- VCD cover
- Directed by: R. P. Viswam
- Written by: K. Bhagyaraj
- Produced by: K. Gopinathan
- Starring: K. Bhagyaraj Sukanya Vineetha Rekha
- Cinematography: S. Jayachandran
- Edited by: S. M. V. Subbu
- Music by: K. Bhagyaraj
- Production company: Bagavathi Creations
- Release date: 15 November 1996;
- Country: India
- Language: Tamil

= Gnanapazham =

Gnanapazham (/ta/ ) is a 1996 Indian Tamil-language film directed R. P. Viswam and written by K. Bhagyaraj who also composed the music. The film stars Bhagyaraj, Sukanya, Vineetha and Rekha. It was released on 15 November 1996.

== Soundtrack ==
The soundtrack was composed by K. Bhagyaraj.
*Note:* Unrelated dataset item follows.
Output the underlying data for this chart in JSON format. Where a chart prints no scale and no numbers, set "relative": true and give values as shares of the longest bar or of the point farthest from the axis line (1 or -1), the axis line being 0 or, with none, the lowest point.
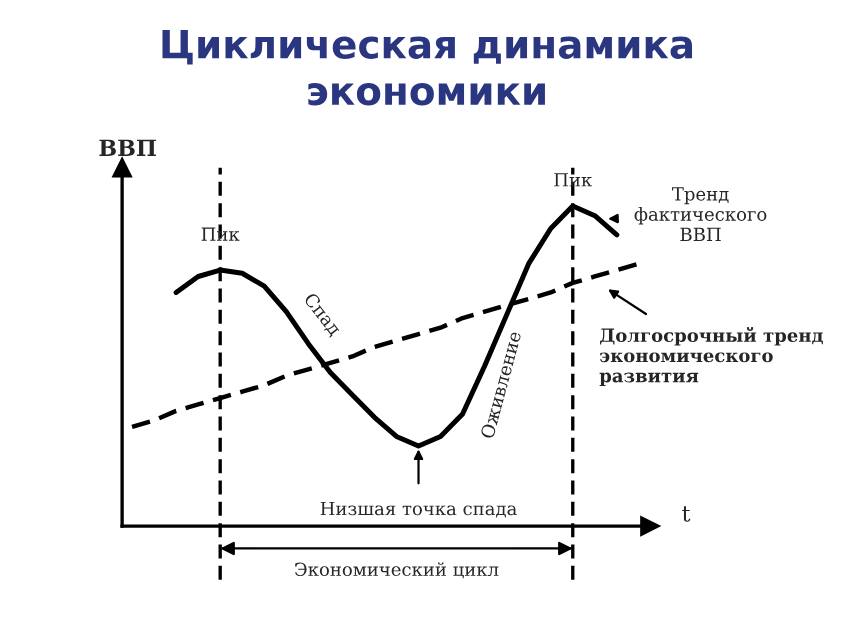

Pa. Vijay made his debut as lyricist with this film.

Track listing
| No. | Title | Lyrics | Singer(s) | Length |
|---|---|---|---|---|
| 1. | "Manimaada" | Pa. Vijay | S. P. Balasubrahmanyam | 5:00 |
| 2. | "Marina Beach" | Pa. Vijay | Malgudi Subha | 5:16 |
| 3. | "Onnum Onnum" | Pulamaipithan | Harini, K. Bhagyaraj | 1:51 |
| 4. | "Unnaipol" | Pa. Vijay | Mano | 4:52 |
| 5. | "Yaarum Illadha" | Pa.Vijay | Sujatha, P. Unnikrishnan | 5:31 |
| 6. | "Hey Sayorana" | Kalidasan | Mano, Suresh Peters, Swarnalatha | 4:46 |
| Total length: |  |  |  | 27:16 |

== Reception ==
R. P. R. of Kalki praised Sukanya's performance and technical elements which previous films of Bhagyaraj lacked in but felt the film lacked trademark humour of Bhagyaraj and the film's climax suffers from artificiality and concluded calling it a mutual disappointment for Bhagyaraj and his fans.